The average income per week after tax said to be needed to escape absolute poverty was pounds 175 for all households. Absolute poverty is defined by the United Nations as being so poor that you are deprived of basic human needs - such as an adequate diet, housing costs, water bills, adequate sanitation, access to clean water, basic health care and education.

By their own standards almost a quarter of single pensioners in the MORI poll were living in poverty; they said they needed pounds 118 a week - far higher than the income support rates which apply to them.

More than a third of single parents say they live in absolute poverty, and, of those with two or more children, more than half say they are poor, compared with a fifth of couples with two or more children.

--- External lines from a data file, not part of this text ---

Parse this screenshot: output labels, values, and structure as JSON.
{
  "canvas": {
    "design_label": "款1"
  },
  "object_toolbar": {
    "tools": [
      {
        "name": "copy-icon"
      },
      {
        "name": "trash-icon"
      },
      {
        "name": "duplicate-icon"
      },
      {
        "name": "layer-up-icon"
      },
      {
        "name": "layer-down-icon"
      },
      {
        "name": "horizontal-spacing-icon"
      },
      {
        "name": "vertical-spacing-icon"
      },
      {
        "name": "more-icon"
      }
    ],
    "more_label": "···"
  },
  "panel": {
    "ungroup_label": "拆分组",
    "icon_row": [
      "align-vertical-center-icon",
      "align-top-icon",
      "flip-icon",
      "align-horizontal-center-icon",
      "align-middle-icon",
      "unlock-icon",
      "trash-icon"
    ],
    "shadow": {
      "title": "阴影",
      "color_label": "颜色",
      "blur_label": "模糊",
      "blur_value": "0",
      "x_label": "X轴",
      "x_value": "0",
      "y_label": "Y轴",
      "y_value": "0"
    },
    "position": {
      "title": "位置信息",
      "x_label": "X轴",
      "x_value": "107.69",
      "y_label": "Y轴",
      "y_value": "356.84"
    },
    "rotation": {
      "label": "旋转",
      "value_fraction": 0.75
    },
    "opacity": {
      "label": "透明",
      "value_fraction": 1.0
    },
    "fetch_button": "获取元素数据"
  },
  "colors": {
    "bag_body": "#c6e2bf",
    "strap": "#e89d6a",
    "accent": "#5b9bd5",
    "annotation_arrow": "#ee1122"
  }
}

Peter Townsend, of the Bristol Statistical Monitoring Unit, which commissioned the survey, said that such "subjective" analyses of poverty tied in with "objective" definitions estimated by statistical analysis, usually to within pounds 10. "Single parents are being pushed to the limits," Professor Townsend said. "We must attempt to understand the problems in which they are placed."

Absolute and Overall Poverty in Britain in 1997: What the Population Themselves Say: Bristol Poverty Line Survey is issued by the Bristol Statistical Monitoring Unit, School for Policy Studies, University of Bristol, 8 Woodland Road, Bristol BS8 1TN; price pounds 5.